G-Range Design Goals and Concepts
Several goals and constraints guided the design of G-Range. These include that we sought:

  • A simulation tool for global rangelands that captures main primary production, and its dynamics;
  • A tool of moderate complexity, one that could be useful to a new user in a week or less;
  • A structure that includes simulating changes in all rangelands across the globe within a single executed process;
  • A monthly time-step in simulations; 3
  • Representation of global vegetation at least at the scale of herbaceous, shrubs, and trees;
  • The ability for the proportions of those different kinds of plant types to change over time;
  • Simulations that may span from about 5 to 100 or more years;
  • The ability to include natural or management modifications to rangelands, such as through fire or fertilization;
  • Programming structures that will allow the software to be parallelized for use on multiprocessor clusters or networks, although making the software run parallel was not part of this effort;
  • Greater concern for clarity in logic and ease of use than in conserving hard drive space or algorithmic elegance;
  • Portability in the G-Range code, allowing simulations to be done on a variety of platforms (e.g., Windows, Linux cluster);
  • A graphical user interface (GUI) that is weakly linked to G-Range. G-Range should be able to be run in batch model, without input from a user, and related to that;
  • Parameter files used, rather than inputs from a GUI, allowing simulations to be made without using the interface;
  • Output should be straightforward spatial surfaces, without complex summary analyses. Those post-simulation analyses may more readily be done in other packages based on output from G-Range.

A Strong Foundation
G-Range was not intended to be programmed 'from scratch.' Numerous grassland and rangeland simulation models have been developed. We explored a variety of models, to different degrees. Some models are quite complex, making global application unwieldy. Other models are too simple, not allowing for scenario analyses of the types we intend. Some simulation models are pointbased, inappropriate for a spatially explicit global simulation model. Some models use simple rules to infer changes, which can be unrealistic. More practically, some were judged out-of-date based on their Web sites. Others appeared 'closed source' rather than 'open source' packages, such that the suitability of the software for our use would be difficult to judge without requests to the authors. Some were commercial products and were excluded from consideration.

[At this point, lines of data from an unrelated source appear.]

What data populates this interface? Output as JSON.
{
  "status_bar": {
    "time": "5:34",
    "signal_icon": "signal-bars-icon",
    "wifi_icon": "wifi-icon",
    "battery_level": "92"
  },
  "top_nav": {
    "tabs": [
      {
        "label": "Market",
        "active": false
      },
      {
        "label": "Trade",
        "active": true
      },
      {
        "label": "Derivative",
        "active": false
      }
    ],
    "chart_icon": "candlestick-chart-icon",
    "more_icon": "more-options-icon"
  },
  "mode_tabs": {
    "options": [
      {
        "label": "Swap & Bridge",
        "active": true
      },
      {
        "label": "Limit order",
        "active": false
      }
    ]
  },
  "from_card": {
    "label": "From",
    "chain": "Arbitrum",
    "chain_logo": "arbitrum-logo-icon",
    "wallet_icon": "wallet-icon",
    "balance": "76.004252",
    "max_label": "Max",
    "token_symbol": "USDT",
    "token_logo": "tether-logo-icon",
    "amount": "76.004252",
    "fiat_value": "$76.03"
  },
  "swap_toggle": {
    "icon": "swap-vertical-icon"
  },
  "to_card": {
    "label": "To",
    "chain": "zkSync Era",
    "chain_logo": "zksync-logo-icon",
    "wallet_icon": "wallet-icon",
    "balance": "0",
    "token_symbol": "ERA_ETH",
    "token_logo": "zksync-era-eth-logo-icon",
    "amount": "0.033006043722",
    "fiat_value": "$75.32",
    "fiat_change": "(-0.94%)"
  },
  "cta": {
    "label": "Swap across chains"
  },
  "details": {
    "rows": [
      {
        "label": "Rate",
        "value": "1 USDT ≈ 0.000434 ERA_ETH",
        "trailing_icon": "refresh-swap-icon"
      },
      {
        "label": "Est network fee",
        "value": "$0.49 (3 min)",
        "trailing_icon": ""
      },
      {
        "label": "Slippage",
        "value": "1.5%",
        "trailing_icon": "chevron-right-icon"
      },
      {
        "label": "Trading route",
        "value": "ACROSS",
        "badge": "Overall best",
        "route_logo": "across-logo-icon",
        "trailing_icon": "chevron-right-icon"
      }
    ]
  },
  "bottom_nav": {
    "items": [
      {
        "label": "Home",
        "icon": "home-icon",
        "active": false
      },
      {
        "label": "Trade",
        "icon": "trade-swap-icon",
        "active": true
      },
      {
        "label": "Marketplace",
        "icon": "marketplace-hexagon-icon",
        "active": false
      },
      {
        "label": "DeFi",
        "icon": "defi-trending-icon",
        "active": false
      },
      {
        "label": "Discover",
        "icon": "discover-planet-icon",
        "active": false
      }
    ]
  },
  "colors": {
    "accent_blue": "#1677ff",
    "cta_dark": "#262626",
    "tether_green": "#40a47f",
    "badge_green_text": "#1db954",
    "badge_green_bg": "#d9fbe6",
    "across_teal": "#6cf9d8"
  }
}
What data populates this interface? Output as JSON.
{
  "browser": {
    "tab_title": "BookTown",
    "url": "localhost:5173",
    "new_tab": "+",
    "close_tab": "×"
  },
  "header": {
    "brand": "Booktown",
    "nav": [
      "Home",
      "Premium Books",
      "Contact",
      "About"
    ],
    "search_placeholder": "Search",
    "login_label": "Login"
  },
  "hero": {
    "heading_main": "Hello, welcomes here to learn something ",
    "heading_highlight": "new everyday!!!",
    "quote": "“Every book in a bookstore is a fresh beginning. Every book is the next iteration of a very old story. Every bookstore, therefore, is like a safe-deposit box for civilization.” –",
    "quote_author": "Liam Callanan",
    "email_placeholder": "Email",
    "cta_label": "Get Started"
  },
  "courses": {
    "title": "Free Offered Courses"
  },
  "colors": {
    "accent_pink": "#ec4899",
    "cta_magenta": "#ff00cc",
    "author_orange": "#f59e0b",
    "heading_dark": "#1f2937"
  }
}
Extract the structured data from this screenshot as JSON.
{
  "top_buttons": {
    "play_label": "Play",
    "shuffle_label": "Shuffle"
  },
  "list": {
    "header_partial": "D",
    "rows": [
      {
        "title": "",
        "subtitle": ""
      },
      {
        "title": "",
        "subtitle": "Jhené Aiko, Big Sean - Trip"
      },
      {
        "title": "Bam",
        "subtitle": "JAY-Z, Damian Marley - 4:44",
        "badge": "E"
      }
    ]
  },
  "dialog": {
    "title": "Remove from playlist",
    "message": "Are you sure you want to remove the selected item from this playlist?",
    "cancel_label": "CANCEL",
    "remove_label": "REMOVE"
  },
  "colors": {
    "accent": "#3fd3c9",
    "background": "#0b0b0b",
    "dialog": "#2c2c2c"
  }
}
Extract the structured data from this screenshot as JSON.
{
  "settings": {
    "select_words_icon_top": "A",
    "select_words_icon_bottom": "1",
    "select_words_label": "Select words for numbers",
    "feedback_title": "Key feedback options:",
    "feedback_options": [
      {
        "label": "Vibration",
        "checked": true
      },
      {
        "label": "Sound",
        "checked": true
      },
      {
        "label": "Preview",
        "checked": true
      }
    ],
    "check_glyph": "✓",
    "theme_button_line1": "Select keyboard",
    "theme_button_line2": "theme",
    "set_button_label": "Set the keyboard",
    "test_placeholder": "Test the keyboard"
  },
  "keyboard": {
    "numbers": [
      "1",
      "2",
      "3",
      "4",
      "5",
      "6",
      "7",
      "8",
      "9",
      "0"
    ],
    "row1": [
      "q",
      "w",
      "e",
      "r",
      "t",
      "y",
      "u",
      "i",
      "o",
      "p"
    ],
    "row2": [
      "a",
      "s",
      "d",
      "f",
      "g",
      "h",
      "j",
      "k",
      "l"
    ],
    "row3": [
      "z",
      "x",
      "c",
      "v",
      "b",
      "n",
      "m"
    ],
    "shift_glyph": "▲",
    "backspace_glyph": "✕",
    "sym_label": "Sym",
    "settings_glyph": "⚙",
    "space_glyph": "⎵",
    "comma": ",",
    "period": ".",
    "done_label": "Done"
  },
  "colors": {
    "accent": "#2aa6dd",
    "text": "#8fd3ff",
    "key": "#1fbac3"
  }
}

We selected Century to serve as the foundation for the soil modeling and physiological aspects of the G-Range model. There were both scientific and practical reasons for this. Some of the main uses of G-Range are related to climate change, and the potential for rangelands to sequester carbon. Century is the model most commonly used to explore questions about soil organic carbon in agroecosystems around the world, and is used very often in rangelands as well. Century has been in development for more than 20 years, and has been assessed by comparing its results to observed data many timesMore practically, Century was begun and continues to be developed at our home laboratory, the Natural Resource Ecology Laboratory at Colorado State University. Lastly, the authors of Century were supporting of our efforts to use it as a foundation for G-Range. Aspects of G-Range were influenced by SAVANNA as well, which is authored by Dr. Michael Coughenour, also of our laboratory. Lastly, plant population modeling and some other aspects of G-Range are new contributions.